Déjà, des enseignants et du personnel scolaire dans les écoles primaires et secondaires vident les rayons de leurs bibliothèques afin de passer chaque livre au peigne fin. Et déjà, certains des ouvrages les plus marquants des dernières générations se retrouvent sur le billot — par exemple Le Journal d’Anne Frank, qui raconte l’expérience d’une adolescente pendant l’Holocauste, ou encore La nostalgie de l’ange, en anglais The Lovely Bones (plus tard adapté au cinéma par Peter Jackson, le réalisateur du Seigneur des anneaux, et mettant en vedette Saoirse Ronan et Mark Wahlberg), à propos d’une fille de 14 ans qui, après avoir été tuée, découvre le paradis.

Les lois comme celle de la Floride font actuellement l’objet de multiples poursuites, mais elles sont pour l’instant toujours en vigueur.

Dans les cabinets de médecins

À l’autre bout du spectre, en Californie, le gouverneur démocrate Gavin Newsom a signé l’automne dernier une loi disant lutter contre la « désinformation » au sujet de la COVID-19. Encore là, à première vue, le principe est fort peu controversé.

Or, qui décide de ce qui constitue ou ne constitue pas de la « désinformation » ? L’État lui-même.
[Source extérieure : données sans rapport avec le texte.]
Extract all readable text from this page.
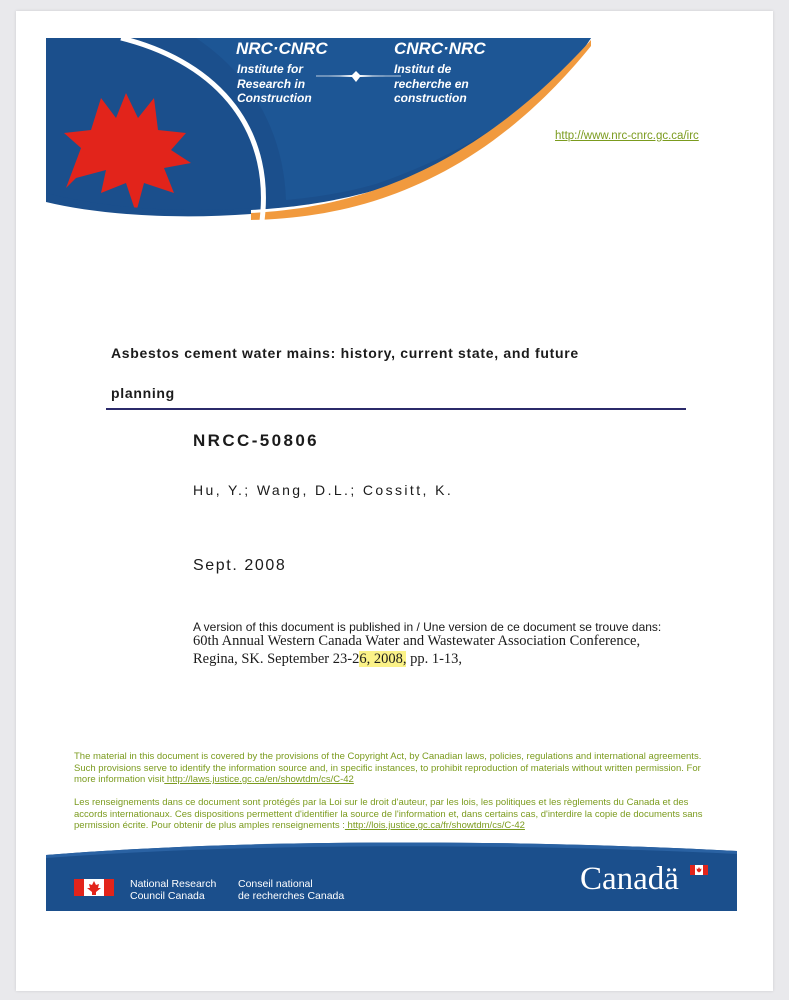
NRC·CNRC	CNRC·NRC
Institute for
Research in
Construction
Institut de
recherche en
construction
http://www.nrc-cnrc.gc.ca/irc
Asbestos cement water mains: history, current state, and future
planning
NRCC-50806
Hu, Y.; Wang, D.L.; Cossitt, K.
Sept. 2008
A version of this document is published in / Une version de ce document se trouve dans:
60th Annual Western Canada Water and Wastewater Association Conference,
Regina, SK. September 23-26, 2008, pp. 1-13,
The material in this document is covered by the provisions of the Copyright Act, by Canadian laws, policies, regulations and international agreements. Such provisions serve to identify the information source and, in specific instances, to prohibit reproduction of materials without written permission. For more information visit http://laws.justice.gc.ca/en/showtdm/cs/C-42
Les renseignements dans ce document sont protégés par la Loi sur le droit d'auteur, par les lois, les politiques et les règlements du Canada et des accords internationaux. Ces dispositions permettent d'identifier la source de l'information et, dans certains cas, d'interdire la copie de documents sans permission écrite. Pour obtenir de plus amples renseignements : http://lois.justice.gc.ca/fr/showtdm/cs/C-42
National Research
Council Canada
Conseil national
de recherches Canada	Canadä
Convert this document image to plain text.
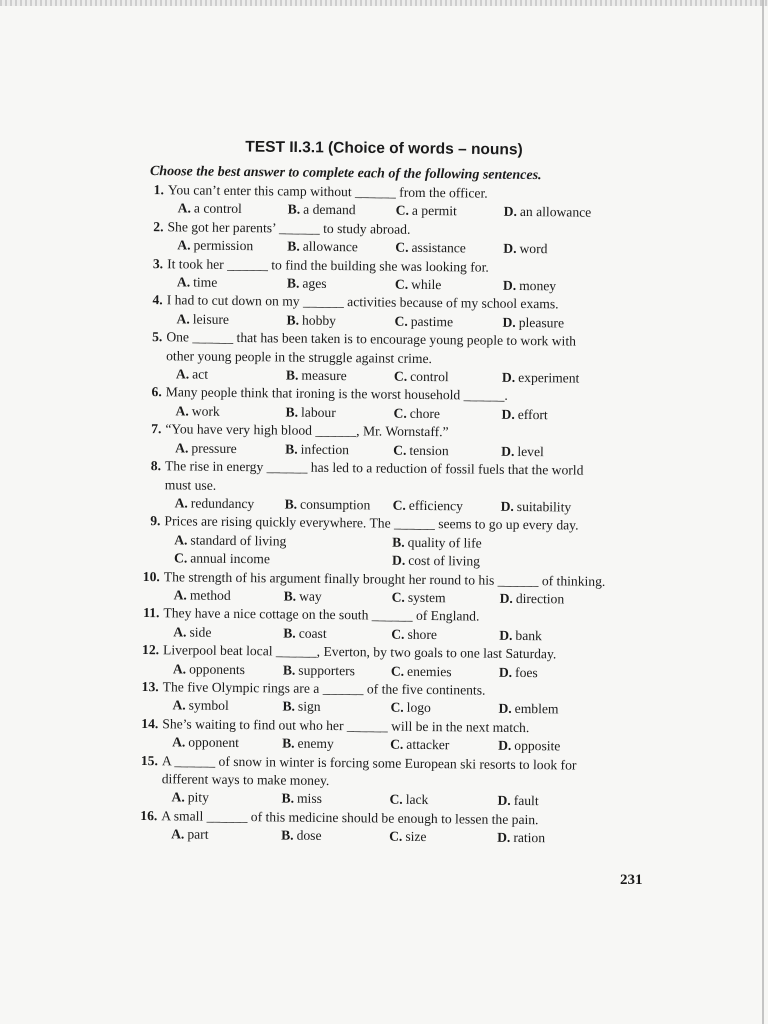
TEST II.3.1 (Choice of words – nouns)
Choose the best answer to complete each of the following sentences.
1. You can’t enter this camp without ______ from the officer.
A. a control	B. a demand	C. a permit	D. an allowance
2. She got her parents’ ______ to study abroad.
A. permission	B. allowance	C. assistance	D. word
3. It took her ______ to find the building she was looking for.
A. time	B. ages	C. while	D. money
4. I had to cut down on my ______ activities because of my school exams.
A. leisure	B. hobby	C. pastime	D. pleasure
5. One ______ that has been taken is to encourage young people to work with
other young people in the struggle against crime.
A. act	B. measure	C. control	D. experiment
6. Many people think that ironing is the worst household ______.
A. work	B. labour	C. chore	D. effort
7. “You have very high blood ______, Mr. Wornstaff.”
A. pressure	B. infection	C. tension	D. level
8. The rise in energy ______ has led to a reduction of fossil fuels that the world
must use.
A. redundancy	B. consumption	C. efficiency	D. suitability
9. Prices are rising quickly everywhere. The ______ seems to go up every day.
A. standard of living	B. quality of life
C. annual income	D. cost of living
10. The strength of his argument finally brought her round to his ______ of thinking.
A. method	B. way	C. system	D. direction
11. They have a nice cottage on the south ______ of England.
A. side	B. coast	C. shore	D. bank
12. Liverpool beat local ______, Everton, by two goals to one last Saturday.
A. opponents	B. supporters	C. enemies	D. foes
13. The five Olympic rings are a ______ of the five continents.
A. symbol	B. sign	C. logo	D. emblem
14. She’s waiting to find out who her ______ will be in the next match.
A. opponent	B. enemy	C. attacker	D. opposite
15. A ______ of snow in winter is forcing some European ski resorts to look for
different ways to make money.
A. pity	B. miss	C. lack	D. fault
16. A small ______ of this medicine should be enough to lessen the pain.
A. part	B. dose	C. size	D. ration
231
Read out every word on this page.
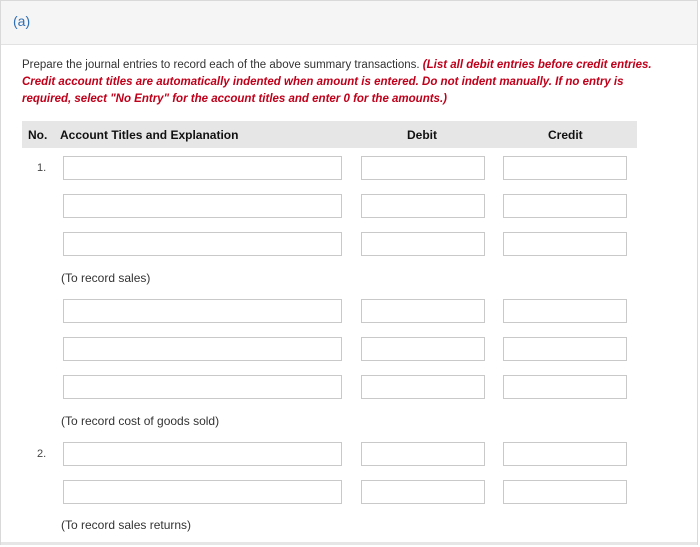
(a)
Prepare the journal entries to record each of the above summary transactions. (List all debit entries before credit entries. Credit account titles are automatically indented when amount is entered. Do not indent manually. If no entry is required, select "No Entry" for the account titles and enter 0 for the amounts.)
No. Account Titles and Explanation	Debit	Credit
1.
(To record sales)
(To record cost of goods sold)
2.
(To record sales returns)
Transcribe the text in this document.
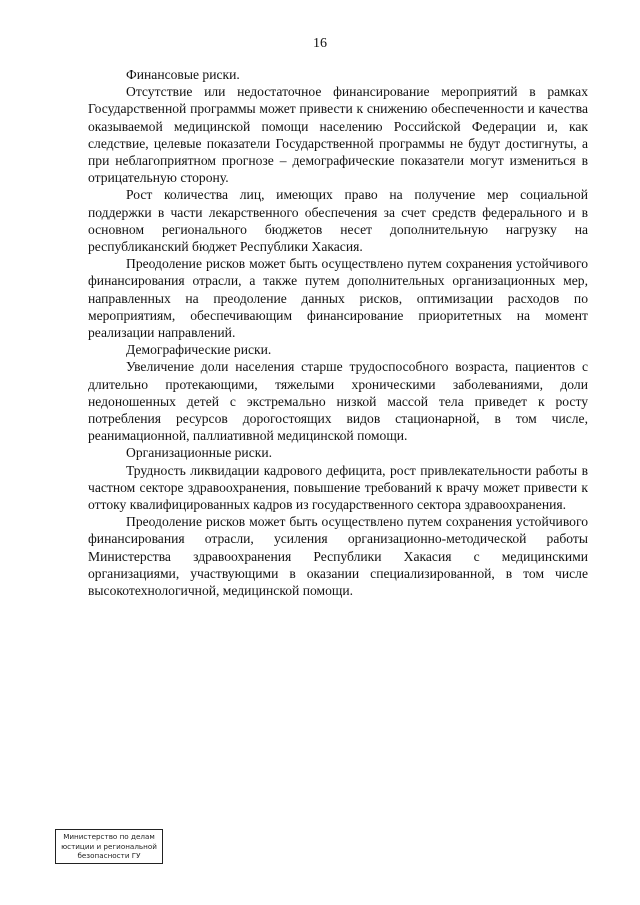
16

Финансовые риски.

Отсутствие или недостаточное финансирование мероприятий в рамках Государственной программы может привести к снижению обеспеченности и качества оказываемой медицинской помощи населению Российской Федерации и, как следствие, целевые показатели Государственной программы не будут достигнуты, а при неблагоприятном прогнозе – демографические показатели могут измениться в отрицательную сторону.

Рост количества лиц, имеющих право на получение мер социальной поддержки в части лекарственного обеспечения за счет средств федерального и в основном регионального бюджетов несет дополнительную нагрузку на республиканский бюджет Республики Хакасия.

Преодоление рисков может быть осуществлено путем сохранения устойчивого финансирования отрасли, а также путем дополнительных организационных мер, направленных на преодоление данных рисков, оптимизации расходов по мероприятиям, обеспечивающим финансирование приоритетных на момент реализации направлений.

Демографические риски.

Увеличение доли населения старше трудоспособного возраста, пациентов с длительно протекающими, тяжелыми хроническими заболеваниями, доли недоношенных детей с экстремально низкой массой тела приведет к росту потребления ресурсов дорогостоящих видов стационарной, в том числе, реанимационной, паллиативной медицинской помощи.

Организационные риски.

Трудность ликвидации кадрового дефицита, рост привлекательности работы в частном секторе здравоохранения, повышение требований к врачу может привести к оттоку квалифицированных кадров из государственного сектора здравоохранения.

Преодоление рисков может быть осуществлено путем сохранения устойчивого финансирования отрасли, усиления организационно-методической работы Министерства здравоохранения Республики Хакасия с медицинскими организациями, участвующими в оказании специализированной, в том числе высокотехнологичной, медицинской помощи.

Министерство по делам
юстиции и региональной
безопасности ГУ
Et les médecins doivent se conformer aux directives, comme n’importe quel citoyen. Ceux qui y contreviennent s’exposent à la révocation de leur permis de pratiquer la médecine. Même si la science poursuit sa découverte de cette maladie.

Déjà depuis 2020, une quantité impressionnante d’études évaluées par les pairs ont présenté des arguments en apparence contradictoires, ou à tout le moins ouvrant le débat sur certaines mesures. Les « consensus » scientifiques ont changé — et continuent d’évoluer — sur des questions allant de l’immunisation aux origines du virus. Comment savoir exactement ce qui peut ou ne peut pas être dit, et ce qui pourra l’être dans un an ?
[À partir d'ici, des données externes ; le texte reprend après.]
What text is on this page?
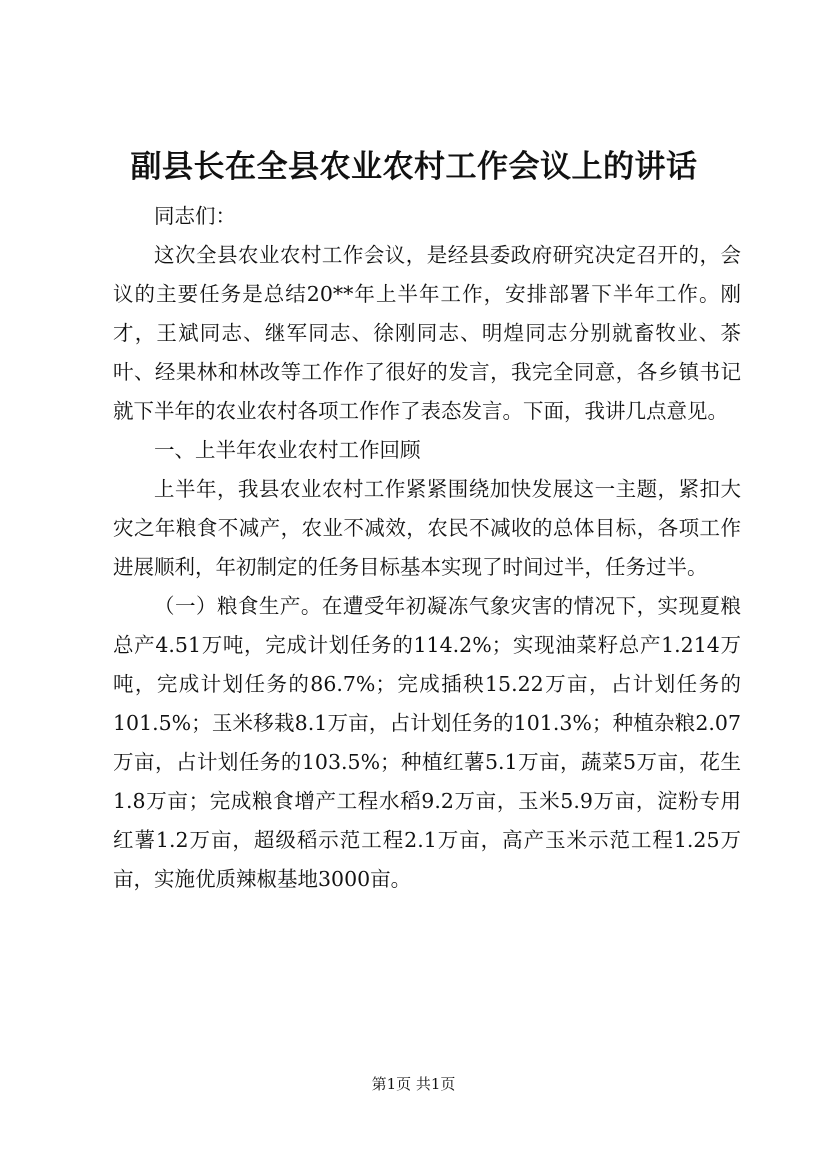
副县长在全县农业农村工作会议上的讲话

同志们：

这次全县农业农村工作会议，是经县委政府研究决定召开的，会议的主要任务是总结20**年上半年工作，安排部署下半年工作。刚才，王斌同志、继军同志、徐刚同志、明煌同志分别就畜牧业、茶叶、经果林和林改等工作作了很好的发言，我完全同意，各乡镇书记就下半年的农业农村各项工作作了表态发言。下面，我讲几点意见。

一、上半年农业农村工作回顾

上半年，我县农业农村工作紧紧围绕加快发展这一主题，紧扣大灾之年粮食不减产，农业不减效，农民不减收的总体目标，各项工作进展顺利，年初制定的任务目标基本实现了时间过半，任务过半。

（一）粮食生产。在遭受年初凝冻气象灾害的情况下，实现夏粮总产4.51万吨，完成计划任务的114.2%；实现油菜籽总产1.214万吨，完成计划任务的86.7%；完成插秧15.22万亩，占计划任务的101.5%；玉米移栽8.1万亩，占计划任务的101.3%；种植杂粮2.07万亩，占计划任务的103.5%；种植红薯5.1万亩，蔬菜5万亩，花生1.8万亩；完成粮食增产工程水稻9.2万亩，玉米5.9万亩，淀粉专用红薯1.2万亩，超级稻示范工程2.1万亩，高产玉米示范工程1.25万亩，实施优质辣椒基地3000亩。

第1页 共1页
La loi, contestée, vient d’être bloquée par un tribunal fédéral en Californie.

Twitter, avant et après Musk

Les atteintes à la liberté d’expression ne se limitent pas aux bibliothèques et aux cabinets médicaux : elles sont de plus en plus répandues en ligne.
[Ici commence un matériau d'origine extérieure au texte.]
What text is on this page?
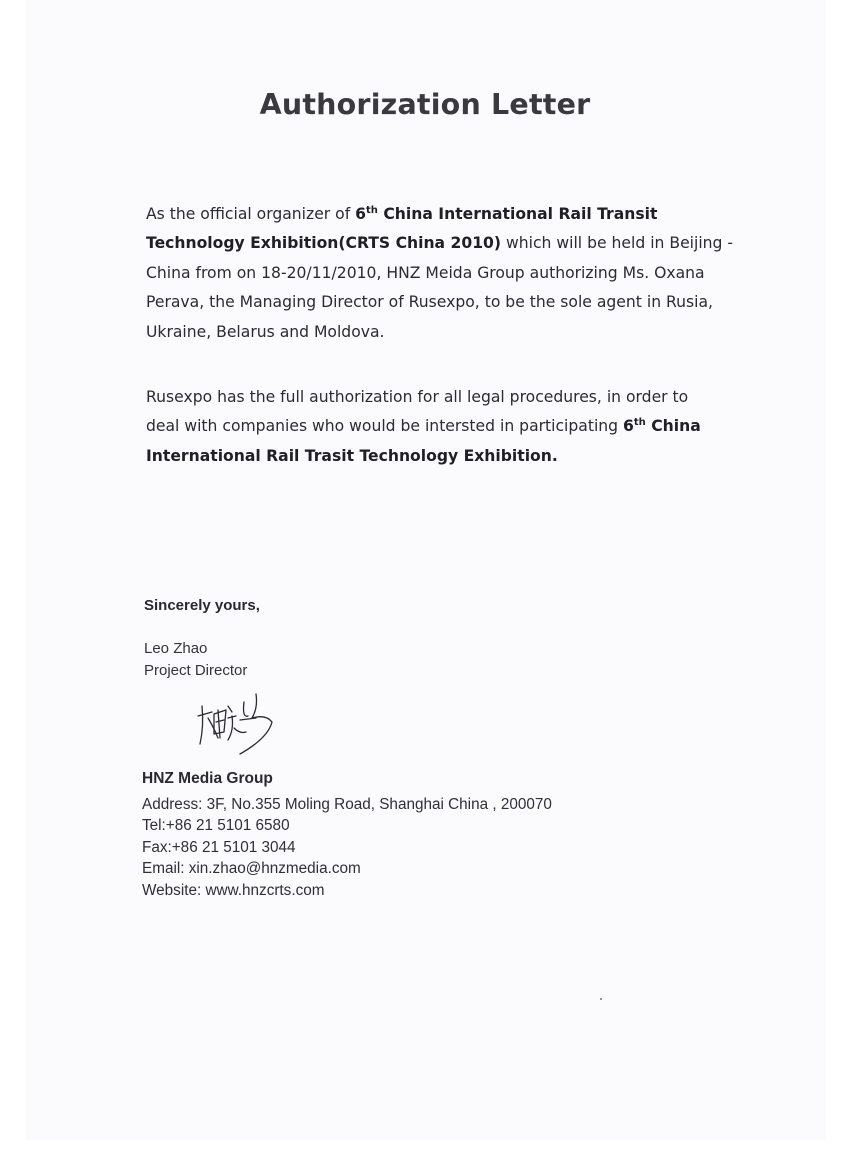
Authorization Letter
As the official organizer of 6th China International Rail Transit
Technology Exhibition(CRTS China 2010) which will be held in Beijing -
China from on 18-20/11/2010, HNZ Meida Group authorizing Ms. Oxana
Perava, the Managing Director of Rusexpo, to be the sole agent in Rusia,
Ukraine, Belarus and Moldova.
Rusexpo has the full authorization for all legal procedures, in order to
deal with companies who would be intersted in participating 6th China
International Rail Trasit Technology Exhibition.
Sincerely yours,
Leo Zhao
Project Director
HNZ Media Group
Address: 3F, No.355 Moling Road, Shanghai China , 200070
Tel:+86 21 5101 6580
Fax:+86 21 5101 3044
Email: xin.zhao@hnzmedia.com
Website: www.hnzcrts.com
L’ampleur de la controverse suscitée par l’achat de Twitter par Elon Musk tournait autour de cette question : qui décidera ce qui pourra ou ne pourra pas être dit sur ce réseau social, sans doute le plus utilisé par les journalistes ?

Dès ses premières semaines à la barre de l’entreprise, Musk a invité un certain nombre de journalistes indépendants à scruter des milliers de documents internes et à les rendre publics, s’ils le souhaitaient, directement sur Twitter.

Certaines de ces révélations ont, au minimum, de sérieuses implications pour ce qui est censé être la plus importante démocratie au monde. Par exemple, le FBI — le corps policier du gouvernement fédéral — avait mis en œuvre des moyens de communication secrets et cryptés avec l’ancienne direction de Twitter et s’en servait pour exercer de la pression en privé pour qu’elle contrôle son contenu. Questionnée sous serment devant le Congrès à ce sujet, une des ex-responsables de Twitter a admis que l’entreprise avait reçu de telles pressions.

Si Twitter a le pouvoir, sous le prétexte de la discrétion éditoriale, de contrôler le contenu de ses usagers, c’est qu’il agit comme un média. Or, la police — que ce soit celle d’une ville, d’un État ou du gouvernement fédéral — devrait-elle avoir une telle mainmise sur des médias ?

La triste ironie, c’est que tout en se présentant comme un champion de la libre parole… Musk a lui-même suspendu les comptes de certains journalistes. Les organes de presse pour lesquels ces derniers travaillaient, qui avaient à quelques importantes exceptions près largement ignoré les révélations de Musk, ont presque instantanément couvert en masse sa suspension des comptes de leurs employés. À la suite de cette pression, Musk les a réintégrés.

Il s’agit là peut-être du clou de l’affaire : dans cet environnement médiatique aussi fragmenté, chacun dénonce ce qu’il veut bien dénoncer ; et chacun s’insurge contre les attaques à l’endroit de la liberté d’expression quand elles sont commises par « l’autre côté », en justifiant les siennes.

Le prétexte des « fausses équivalences » est commode : il permet d’éviter l’introspection… et favorise l’escalade. Avec toujours une seule et même victime : le premier amendement de la Constitution, celui sur la liberté d’expression.